Two new airline partners, Lynx Air and Eurowings Discover, began offering expanded domestic and European connections, and two new destinations not previously served from Halifax – Windsor, ON and Washington, DC – were added to the airport’s route map.
“Our strong summer and fall travel seasons were bolstered by the long list of new and returning routes to domestic destinations, as well as the return of U.S. and international services, resulting in a more successful year than anticipated,” said Marie Manning, Vice President, Business Development & Chief Commercial Officer. “This momentum
was possible because of the incredible collaboration between HIAA and our many airline and industry partners, concessions, and stakeholders.
“We are grateful to everyone who has played a role in supporting our passengers and partners in recovery.”
Additional service enhancements in 2022 to meet growing demand included reopening the Park’N Fly lot in time for March Break, allowing sun seekers and budget-conscious travellers to take advantage of this discounted parking option.
HIAA also celebrated the grand opening of four new restaurants over the year.
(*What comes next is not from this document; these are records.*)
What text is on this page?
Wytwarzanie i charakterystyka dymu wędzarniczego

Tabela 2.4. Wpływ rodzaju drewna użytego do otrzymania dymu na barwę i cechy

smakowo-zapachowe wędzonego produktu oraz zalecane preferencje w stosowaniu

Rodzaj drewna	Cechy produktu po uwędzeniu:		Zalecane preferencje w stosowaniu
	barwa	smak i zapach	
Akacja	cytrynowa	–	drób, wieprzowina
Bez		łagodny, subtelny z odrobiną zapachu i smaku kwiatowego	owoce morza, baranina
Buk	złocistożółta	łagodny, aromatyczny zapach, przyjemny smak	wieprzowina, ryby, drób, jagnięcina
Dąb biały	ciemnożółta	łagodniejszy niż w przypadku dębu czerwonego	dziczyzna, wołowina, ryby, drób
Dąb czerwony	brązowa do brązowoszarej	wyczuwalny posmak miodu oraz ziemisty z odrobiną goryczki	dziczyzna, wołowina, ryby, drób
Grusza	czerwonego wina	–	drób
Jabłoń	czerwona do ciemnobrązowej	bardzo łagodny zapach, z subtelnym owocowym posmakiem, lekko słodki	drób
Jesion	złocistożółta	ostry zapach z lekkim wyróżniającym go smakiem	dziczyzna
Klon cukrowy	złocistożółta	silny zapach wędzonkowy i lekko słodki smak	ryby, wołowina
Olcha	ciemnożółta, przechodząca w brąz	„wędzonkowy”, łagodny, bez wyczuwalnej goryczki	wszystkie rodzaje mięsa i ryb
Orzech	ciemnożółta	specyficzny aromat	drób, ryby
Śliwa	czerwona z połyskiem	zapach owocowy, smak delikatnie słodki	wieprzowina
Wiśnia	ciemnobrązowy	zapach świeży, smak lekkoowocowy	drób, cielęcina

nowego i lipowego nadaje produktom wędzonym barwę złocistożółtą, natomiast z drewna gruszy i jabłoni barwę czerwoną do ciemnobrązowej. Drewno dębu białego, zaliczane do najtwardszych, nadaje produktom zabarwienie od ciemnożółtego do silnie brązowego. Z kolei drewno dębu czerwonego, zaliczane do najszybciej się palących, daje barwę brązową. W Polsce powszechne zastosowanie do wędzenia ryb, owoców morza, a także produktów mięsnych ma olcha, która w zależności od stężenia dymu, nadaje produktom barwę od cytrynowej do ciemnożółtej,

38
Now, seventy per cent of the airport terminal building concessions are open, up from 10 per cent at the height of the pandemic.
Other areas, such as U.S. travel, saw slower growth in 2022. Although airlines continue to be challenged by pilot shortages, there is a great deal of interest in resuming these services when feasible.
The International sector showed a stronger recovery in 2022. Looking ahead to 2023, it is expected that fewer non-stop routes to Europe will temper growth in the near term, but demand remains strong for services to London Heathrow (Air Canada), Frankfurt (Condor and Eurowings Discover) and destinations in the Caribbean and Mexico.
HIAA’s air service development team continues to work closely with existing and prospective airlines to increase Nova Scotia’s connections to the world.
“Ongoing challenges, such as the pilot and overall labour shortage, aircraft availability, and inflation, have made us cautiously optimistic about what 2023 will bring, but we can certainly look back on 2022 as a busy year at Halifax Stanfield,” said Carter.
“We are proud to be Atlantic Canada’s largest airport and one of Canada’s fastest-recovering airports, and we are well-positioned for what’s to come.”
“If we didn’t already see you at Halifax Stanfield in 2022, we can’t wait to welcome you in 2023.”